The park department’s treatment of Bercun may have been a little heavy handed. Some might even call it completely unwarranted. But if they thought they could sweep it under the carpet, they couldn’t have been more wrong. Bercun is clearly not a woman to take things lying down. Since the incident, she’s taken to social media to give her side of the story. In the process, she’s done a fine job of highlighting the plight of the many stray and abandoned cats that populate the country’s parks.

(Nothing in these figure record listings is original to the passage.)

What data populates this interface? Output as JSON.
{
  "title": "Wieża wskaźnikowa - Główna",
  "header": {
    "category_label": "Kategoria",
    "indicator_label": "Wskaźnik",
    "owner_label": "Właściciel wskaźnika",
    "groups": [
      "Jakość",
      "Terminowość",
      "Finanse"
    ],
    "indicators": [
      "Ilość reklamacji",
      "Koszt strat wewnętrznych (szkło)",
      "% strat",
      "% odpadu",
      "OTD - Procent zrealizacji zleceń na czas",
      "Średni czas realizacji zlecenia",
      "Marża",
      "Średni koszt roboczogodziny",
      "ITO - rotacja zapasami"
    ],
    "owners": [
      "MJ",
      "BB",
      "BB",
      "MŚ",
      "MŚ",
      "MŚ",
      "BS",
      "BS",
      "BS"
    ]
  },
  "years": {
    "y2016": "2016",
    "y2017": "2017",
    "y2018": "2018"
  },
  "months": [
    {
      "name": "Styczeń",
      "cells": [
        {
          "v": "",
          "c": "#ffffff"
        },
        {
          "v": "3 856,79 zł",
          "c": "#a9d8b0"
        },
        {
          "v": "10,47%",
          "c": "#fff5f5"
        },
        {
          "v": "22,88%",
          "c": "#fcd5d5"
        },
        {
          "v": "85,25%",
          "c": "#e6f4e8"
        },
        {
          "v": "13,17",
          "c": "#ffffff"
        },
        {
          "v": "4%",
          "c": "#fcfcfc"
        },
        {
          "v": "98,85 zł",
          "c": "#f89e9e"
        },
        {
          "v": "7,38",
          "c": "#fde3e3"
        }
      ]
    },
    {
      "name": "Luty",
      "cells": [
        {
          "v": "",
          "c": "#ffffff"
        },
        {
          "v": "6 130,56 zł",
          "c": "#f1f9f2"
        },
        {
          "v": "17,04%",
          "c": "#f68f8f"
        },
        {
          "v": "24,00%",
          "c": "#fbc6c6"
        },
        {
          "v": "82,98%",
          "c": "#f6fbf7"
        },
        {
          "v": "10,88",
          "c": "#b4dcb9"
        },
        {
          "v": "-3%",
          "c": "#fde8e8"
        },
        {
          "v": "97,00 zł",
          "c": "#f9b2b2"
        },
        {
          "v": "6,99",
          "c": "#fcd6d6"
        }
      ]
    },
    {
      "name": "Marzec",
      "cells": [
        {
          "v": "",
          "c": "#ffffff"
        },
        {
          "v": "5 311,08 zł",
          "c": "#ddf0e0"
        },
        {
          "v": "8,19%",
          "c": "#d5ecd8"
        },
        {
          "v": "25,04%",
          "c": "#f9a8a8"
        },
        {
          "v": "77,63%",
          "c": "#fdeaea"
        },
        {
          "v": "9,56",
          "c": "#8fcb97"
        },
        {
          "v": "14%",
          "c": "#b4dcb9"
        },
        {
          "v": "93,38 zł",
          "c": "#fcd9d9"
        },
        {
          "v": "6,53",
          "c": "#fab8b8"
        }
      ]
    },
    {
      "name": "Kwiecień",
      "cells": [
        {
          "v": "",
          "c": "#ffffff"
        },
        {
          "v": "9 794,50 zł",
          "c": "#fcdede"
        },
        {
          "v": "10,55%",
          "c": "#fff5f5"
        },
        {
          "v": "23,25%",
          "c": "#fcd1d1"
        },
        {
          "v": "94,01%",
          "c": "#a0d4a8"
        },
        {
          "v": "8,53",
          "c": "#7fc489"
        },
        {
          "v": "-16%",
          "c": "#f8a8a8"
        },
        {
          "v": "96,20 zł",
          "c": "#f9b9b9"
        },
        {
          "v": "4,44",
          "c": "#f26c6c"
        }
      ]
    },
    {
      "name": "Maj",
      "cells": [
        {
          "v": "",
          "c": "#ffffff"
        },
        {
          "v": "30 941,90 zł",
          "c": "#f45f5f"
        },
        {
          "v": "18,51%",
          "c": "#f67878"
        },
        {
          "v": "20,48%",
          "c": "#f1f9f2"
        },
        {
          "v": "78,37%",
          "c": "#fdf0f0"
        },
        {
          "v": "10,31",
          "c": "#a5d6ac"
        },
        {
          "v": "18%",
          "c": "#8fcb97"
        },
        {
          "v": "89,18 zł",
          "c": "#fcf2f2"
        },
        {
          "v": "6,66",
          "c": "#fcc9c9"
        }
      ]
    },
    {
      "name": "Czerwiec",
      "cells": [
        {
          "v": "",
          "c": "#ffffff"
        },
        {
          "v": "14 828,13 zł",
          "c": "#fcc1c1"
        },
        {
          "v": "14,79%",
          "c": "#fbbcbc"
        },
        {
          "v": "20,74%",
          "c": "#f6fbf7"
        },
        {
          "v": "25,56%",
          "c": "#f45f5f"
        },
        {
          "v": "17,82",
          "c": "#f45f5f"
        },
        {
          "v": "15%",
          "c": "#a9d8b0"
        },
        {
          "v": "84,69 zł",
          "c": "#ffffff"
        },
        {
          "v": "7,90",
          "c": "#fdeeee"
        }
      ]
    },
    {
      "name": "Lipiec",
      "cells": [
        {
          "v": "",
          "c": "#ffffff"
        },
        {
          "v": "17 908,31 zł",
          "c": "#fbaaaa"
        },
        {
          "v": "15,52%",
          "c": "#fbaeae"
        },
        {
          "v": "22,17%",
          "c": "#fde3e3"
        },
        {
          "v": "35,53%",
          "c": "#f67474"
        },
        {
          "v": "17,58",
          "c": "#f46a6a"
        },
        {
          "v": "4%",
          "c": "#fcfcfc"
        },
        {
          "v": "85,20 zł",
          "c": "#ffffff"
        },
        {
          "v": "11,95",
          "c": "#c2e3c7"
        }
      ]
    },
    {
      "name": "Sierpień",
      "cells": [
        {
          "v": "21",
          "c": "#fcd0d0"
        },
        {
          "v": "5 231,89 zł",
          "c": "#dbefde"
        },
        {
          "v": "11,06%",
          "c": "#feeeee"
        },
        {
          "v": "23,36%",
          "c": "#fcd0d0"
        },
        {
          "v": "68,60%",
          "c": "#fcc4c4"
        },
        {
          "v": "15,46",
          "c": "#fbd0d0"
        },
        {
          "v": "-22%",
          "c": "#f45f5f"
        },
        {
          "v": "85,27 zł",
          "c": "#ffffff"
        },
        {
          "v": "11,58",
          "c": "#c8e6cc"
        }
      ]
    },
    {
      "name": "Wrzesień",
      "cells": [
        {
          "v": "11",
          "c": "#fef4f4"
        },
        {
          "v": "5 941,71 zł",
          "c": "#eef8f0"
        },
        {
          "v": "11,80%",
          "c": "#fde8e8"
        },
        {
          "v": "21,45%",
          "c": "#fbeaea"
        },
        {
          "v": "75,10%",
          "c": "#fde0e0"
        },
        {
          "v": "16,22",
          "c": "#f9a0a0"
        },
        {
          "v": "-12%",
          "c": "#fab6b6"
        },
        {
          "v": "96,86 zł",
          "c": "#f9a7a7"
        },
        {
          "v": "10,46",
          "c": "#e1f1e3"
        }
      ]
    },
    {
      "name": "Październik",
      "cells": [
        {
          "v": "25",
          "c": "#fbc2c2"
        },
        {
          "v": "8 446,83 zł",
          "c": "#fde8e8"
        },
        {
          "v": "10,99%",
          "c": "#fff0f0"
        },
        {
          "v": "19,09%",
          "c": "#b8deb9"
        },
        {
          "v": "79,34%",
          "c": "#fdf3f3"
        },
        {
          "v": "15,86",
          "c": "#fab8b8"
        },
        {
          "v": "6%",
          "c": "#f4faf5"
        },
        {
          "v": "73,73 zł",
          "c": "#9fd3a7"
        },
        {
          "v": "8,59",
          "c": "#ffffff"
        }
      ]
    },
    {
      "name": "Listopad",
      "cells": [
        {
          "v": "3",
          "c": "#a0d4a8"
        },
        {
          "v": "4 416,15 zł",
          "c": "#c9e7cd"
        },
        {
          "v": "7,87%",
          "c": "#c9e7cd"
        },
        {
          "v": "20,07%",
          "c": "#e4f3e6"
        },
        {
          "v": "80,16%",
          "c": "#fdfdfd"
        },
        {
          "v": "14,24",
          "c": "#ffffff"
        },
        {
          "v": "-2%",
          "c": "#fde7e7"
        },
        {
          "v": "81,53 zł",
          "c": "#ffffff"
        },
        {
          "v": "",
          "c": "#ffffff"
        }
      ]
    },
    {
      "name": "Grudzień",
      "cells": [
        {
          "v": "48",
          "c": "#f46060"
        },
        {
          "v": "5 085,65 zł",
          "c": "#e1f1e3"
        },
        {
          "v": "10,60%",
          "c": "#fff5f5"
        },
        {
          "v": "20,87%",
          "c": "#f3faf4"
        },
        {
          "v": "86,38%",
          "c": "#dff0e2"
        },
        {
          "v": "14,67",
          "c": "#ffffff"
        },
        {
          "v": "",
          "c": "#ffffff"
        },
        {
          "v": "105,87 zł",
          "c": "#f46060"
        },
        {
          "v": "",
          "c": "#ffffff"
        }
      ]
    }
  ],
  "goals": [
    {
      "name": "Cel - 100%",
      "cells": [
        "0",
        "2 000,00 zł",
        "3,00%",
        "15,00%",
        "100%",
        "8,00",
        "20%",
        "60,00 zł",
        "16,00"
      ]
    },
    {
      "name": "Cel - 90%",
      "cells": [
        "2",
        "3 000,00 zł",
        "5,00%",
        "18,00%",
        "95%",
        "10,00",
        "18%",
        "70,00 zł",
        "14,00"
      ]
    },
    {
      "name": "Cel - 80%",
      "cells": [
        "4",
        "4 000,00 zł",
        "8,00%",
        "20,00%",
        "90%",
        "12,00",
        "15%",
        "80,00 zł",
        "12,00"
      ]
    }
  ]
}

But despite becoming something of a social media hero, Bercoun’s hopes are simple. “My aim is to go to the park I’ve been going to for seventy years. It would be nice if I could go there to feed the cats. Other people scare them,” she’s said via eminetra.com, before adding the slightly more inflammatory “I want to see them arrest me for trying to feed starving cats.”

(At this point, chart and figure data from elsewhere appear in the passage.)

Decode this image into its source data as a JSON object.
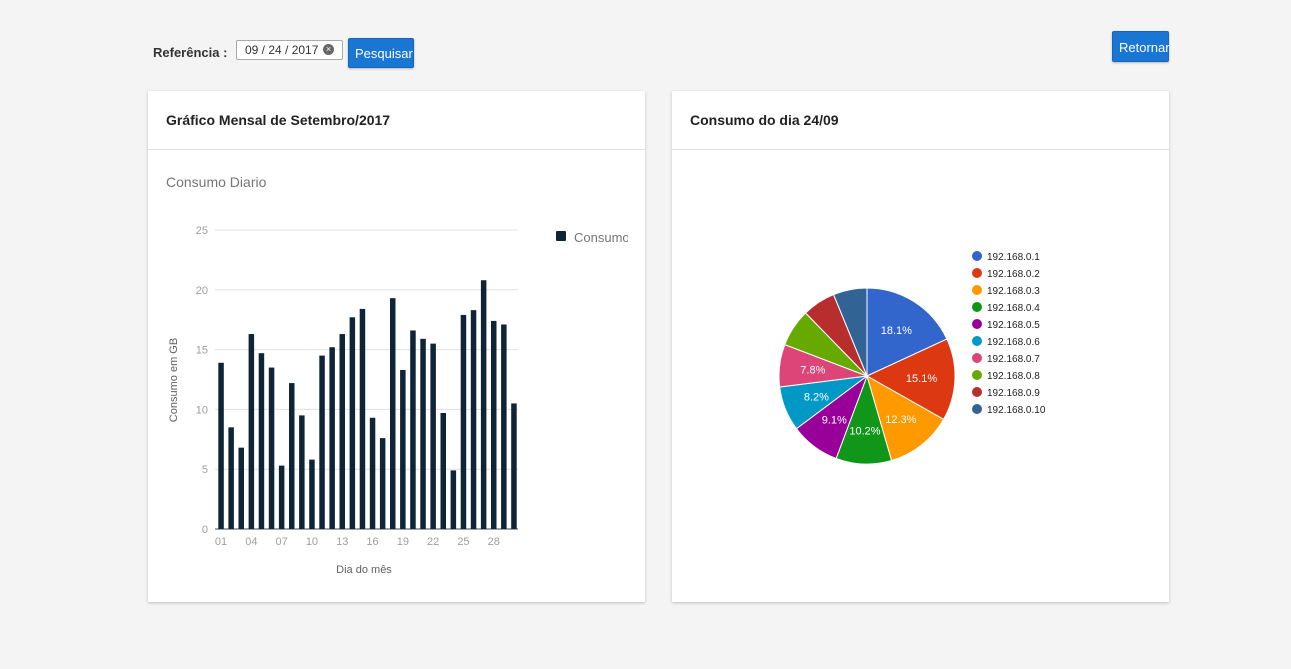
{
  "toolbar": {
    "reference_label": "Referência :",
    "date_value": "09 / 24 / 2017",
    "search_label": "Pesquisar",
    "return_label": "Retornar"
  },
  "monthly_card": {
    "title": "Gráfico Mensal de Setembro/2017"
  },
  "daily_card": {
    "title": "Consumo do dia 24/09"
  },
  "chart_data": [
    {
      "type": "bar",
      "title": "Consumo Diario",
      "xlabel": "Dia do mês",
      "ylabel": "Consumo em GB",
      "ylim": [
        0,
        25
      ],
      "yticks": [
        0,
        5,
        10,
        15,
        20,
        25
      ],
      "xtick_labels": [
        "01",
        "04",
        "07",
        "10",
        "13",
        "16",
        "19",
        "22",
        "25",
        "28"
      ],
      "grid": true,
      "legend_position": "right",
      "color": "#0f2537",
      "categories": [
        "01",
        "02",
        "03",
        "04",
        "05",
        "06",
        "07",
        "08",
        "09",
        "10",
        "11",
        "12",
        "13",
        "14",
        "15",
        "16",
        "17",
        "18",
        "19",
        "20",
        "21",
        "22",
        "23",
        "24",
        "25",
        "26",
        "27",
        "28",
        "29",
        "30"
      ],
      "series": [
        {
          "name": "Consumo",
          "values": [
            13.9,
            8.5,
            6.8,
            16.3,
            14.7,
            13.5,
            5.3,
            12.2,
            9.5,
            5.8,
            14.5,
            15.2,
            16.3,
            17.7,
            18.4,
            9.3,
            7.6,
            19.3,
            13.3,
            16.6,
            15.9,
            15.5,
            9.7,
            4.9,
            17.9,
            18.3,
            20.8,
            17.4,
            17.1,
            10.5
          ]
        }
      ]
    },
    {
      "type": "pie",
      "legend_position": "right",
      "slices": [
        {
          "label": "192.168.0.1",
          "value": 18.1,
          "display": "18.1%",
          "color": "#3366cc"
        },
        {
          "label": "192.168.0.2",
          "value": 15.1,
          "display": "15.1%",
          "color": "#dc3912"
        },
        {
          "label": "192.168.0.3",
          "value": 12.3,
          "display": "12.3%",
          "color": "#ff9900"
        },
        {
          "label": "192.168.0.4",
          "value": 10.2,
          "display": "10.2%",
          "color": "#109618"
        },
        {
          "label": "192.168.0.5",
          "value": 9.1,
          "display": "9.1%",
          "color": "#990099"
        },
        {
          "label": "192.168.0.6",
          "value": 8.2,
          "display": "8.2%",
          "color": "#0099c6"
        },
        {
          "label": "192.168.0.7",
          "value": 7.8,
          "display": "7.8%",
          "color": "#dd4477"
        },
        {
          "label": "192.168.0.8",
          "value": 6.9,
          "display": "",
          "color": "#66aa00"
        },
        {
          "label": "192.168.0.9",
          "value": 6.1,
          "display": "",
          "color": "#b82e2e"
        },
        {
          "label": "192.168.0.10",
          "value": 6.2,
          "display": "",
          "color": "#316395"
        }
      ]
    }
  ]
}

Thankfully, that’s becoming increasingly less likely. As pictures-of-cats.org notes, since news of the incident went public, Maj. Thomas Buchanan of the Miami-Dade Police Department has backtracked on the department’s initial actions and rescinded the trespass warning. Speaking to the New Times, Miami-Dade Police Department spokesperson Alvaro Zabaleta explained “Maj. Buchanan got wind of what occurred and discovered the cats are facing nutritional issues. In light of that, he felt the cats’ health is more important and rescinded the trespassing order.”

The Fight Continues

But Bercun isn’t completely satisfied with the response. Perhaps worried that the park department may still pose a threat, she’s called for them to issue a written notice declaring her right to feed the cats without further harassment. Once she gets that, she’s planning on taking things to the next level by fighting for the repeal of the county code that prevents people from feeding stray and abandoned animals in the county’s parks. “It’s not just me — it’s a countywide problem,” she’s maintained. Whether or not she succeeds, only time will tell. The one thing we do know for sure by now is that it doesn’t pay to mess with a senior citizen and her furry friends.